Eventually Mrs. Nye passed on as well and her family sold the house. We lost our boat yard and night crawler hunting grounds. I assume whoever bought the house either dealt with the ghost or laid it to rest.

The memory of the Nye place surfaced when I was reading An Angel on My Shoulder's recent post about her fascination with abandoned buildings and places. I reminded me of my similar fascination with places that people seem to have just walked away from and left to the elements. I spend many summer weekends with my father (an amateur treasure hunter) tramping around ghosts towns and abandoned mining camps in Idaho as he searched with his metal detector for hidden treasure left by the former occupants.

It occurred to me then that if the occupants had had any treasure to hide they could have afforded to save their homes.
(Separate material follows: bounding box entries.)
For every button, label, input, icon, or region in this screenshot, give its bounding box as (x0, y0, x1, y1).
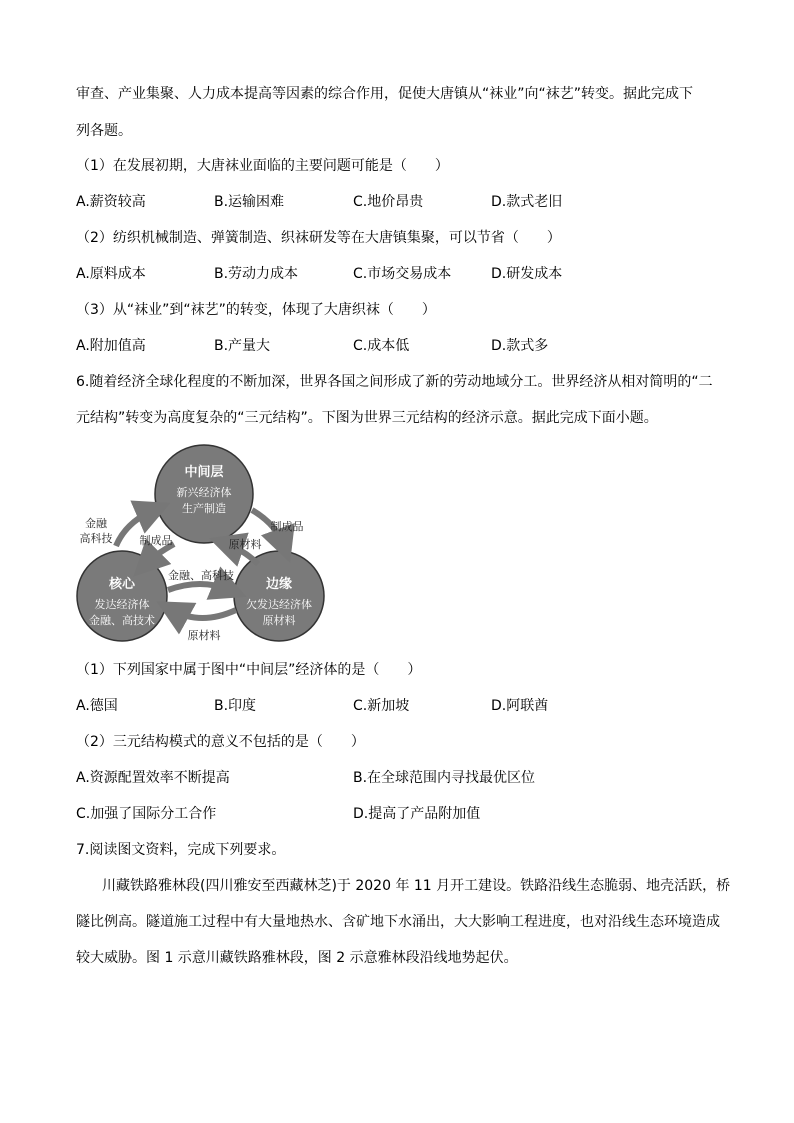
q5-sub2-option-b[interactable]: B.劳动力成本 (214, 266, 299, 282)
arrow-core-to-edge (168, 584, 230, 590)
q5-sub1-option-a[interactable]: A.薪资较高 (76, 194, 146, 210)
edge-desc-2: 原材料 (262, 614, 296, 627)
middle-title: 中间层 (184, 465, 224, 480)
label-bottom-top: 金融、高科技 (168, 569, 234, 582)
arrow-edge-to-core (172, 610, 236, 618)
middle-desc-1: 新兴经济体 (176, 486, 232, 499)
q5-sub3-stem: （3）从“袜业”到“袜艺”的转变，体现了大唐织袜（ ） (76, 302, 436, 318)
intro-line-1: 审查、产业集聚、人力成本提高等因素的综合作用，促使大唐镇从“袜业”向“袜艺”转变。据此完成下 (76, 86, 694, 102)
q6-line-2: 元结构”转变为高度复杂的“三元结构”。下图为世界三元结构的经济示意。据此完成下面小题。 (76, 410, 658, 426)
q5-sub3-option-b[interactable]: B.产量大 (214, 338, 271, 354)
q7-heading: 7.阅读图文资料，完成下列要求。 (76, 842, 286, 858)
q7-paragraph-line-3: 较大威胁。图 1 示意川藏铁路雅林段，图 2 示意雅林段沿线地势起伏。 (76, 950, 518, 966)
q5-sub3-option-a[interactable]: A.附加值高 (76, 338, 146, 354)
q7-paragraph-line-1: 川藏铁路雅林段(四川雅安至西藏林芝)于 2020 年 11 月开工建设。铁路沿线生态脆弱、地壳活跃，桥 (102, 878, 731, 894)
q6-sub1-stem: （1）下列国家中属于图中“中间层”经济体的是（ ） (76, 662, 422, 678)
q5-sub1-option-c[interactable]: C.地价昂贵 (353, 194, 424, 210)
q6-sub1-option-b[interactable]: B.印度 (214, 698, 257, 714)
q5-sub2-option-a[interactable]: A.原料成本 (76, 266, 146, 282)
q6-line-1: 6.随着经济全球化程度的不断加深，世界各国之间形成了新的劳动地域分工。世界经济从相对简明的“二 (76, 374, 713, 390)
q7-paragraph-line-2: 隧比例高。隧道施工过程中有大量地热水、含矿地下水涌出，大大影响工程进度，也对沿线生态环境造成 (76, 914, 720, 930)
label-left-outer-2: 高科技 (79, 532, 113, 545)
q6-sub2-stem: （2）三元结构模式的意义不包括的是（ ） (76, 734, 365, 750)
arrow-middle-to-core (146, 544, 174, 564)
label-left-outer-1: 金融 (85, 517, 107, 530)
q6-sub2-option-a[interactable]: A.资源配置效率不断提高 (76, 770, 230, 786)
edge-title: 边缘 (265, 577, 293, 592)
q5-sub1-option-b[interactable]: B.运输困难 (214, 194, 285, 210)
q5-sub2-stem: （2）纺织机械制造、弹簧制造、织袜研发等在大唐镇集聚，可以节省（ ） (76, 230, 561, 246)
label-left-inner: 制成品 (139, 534, 173, 547)
q5-sub3-option-c[interactable]: C.成本低 (353, 338, 410, 354)
q6-sub1-option-c[interactable]: C.新加坡 (353, 698, 410, 714)
q6-sub2-option-d[interactable]: D.提高了产品附加值 (353, 806, 481, 822)
q5-sub2-option-c[interactable]: C.市场交易成本 (353, 266, 452, 282)
q5-sub1-option-d[interactable]: D.款式老旧 (491, 194, 563, 210)
core-desc-1: 发达经济体 (94, 598, 150, 611)
q6-sub1-option-a[interactable]: A.德国 (76, 698, 118, 714)
label-right-outer: 制成品 (270, 520, 304, 533)
edge-circle (234, 551, 324, 641)
intro-line-2: 列各题。 (76, 123, 132, 139)
q5-sub2-option-d[interactable]: D.研发成本 (491, 266, 563, 282)
q6-sub2-option-c[interactable]: C.加强了国际分工合作 (76, 806, 217, 822)
q6-sub2-option-b[interactable]: B.在全球范围内寻找最优区位 (353, 770, 536, 786)
core-desc-2: 金融、高技术 (89, 614, 155, 627)
three-tier-economy-diagram (76, 444, 331, 649)
core-title: 核心 (108, 577, 136, 592)
edge-desc-1: 欠发达经济体 (246, 598, 312, 611)
q5-sub3-option-d[interactable]: D.款式多 (491, 338, 549, 354)
q5-sub1-stem: （1）在发展初期，大唐袜业面临的主要问题可能是（ ） (76, 158, 449, 174)
q6-sub1-option-d[interactable]: D.阿联酋 (491, 698, 549, 714)
middle-desc-2: 生产制造 (182, 502, 226, 515)
label-right-inner: 原材料 (228, 538, 262, 551)
label-bottom-bottom: 原材料 (187, 629, 221, 642)
core-circle (77, 551, 167, 641)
But I kept that opinion to myself for my father's sake. He did so want to believe he was going to find a treasure trove in some old outhouse and retire early.

While my father scanned the earth with his metal detector listening to it's high pitched whine, I scanned the abandoned structures for the hints at the people who had lived there and then left, either by choice or by necessity. There is a sadness in abandoned places. A sense of loss permeates the walls. Because too often when one gives up on a place, they give up on themselves or their souls. And perhaps it is the souls that remain staring out the broken out windows, pulling aside curtains that have long since crumbled to dust.

They don't call them ghost towns for nothing.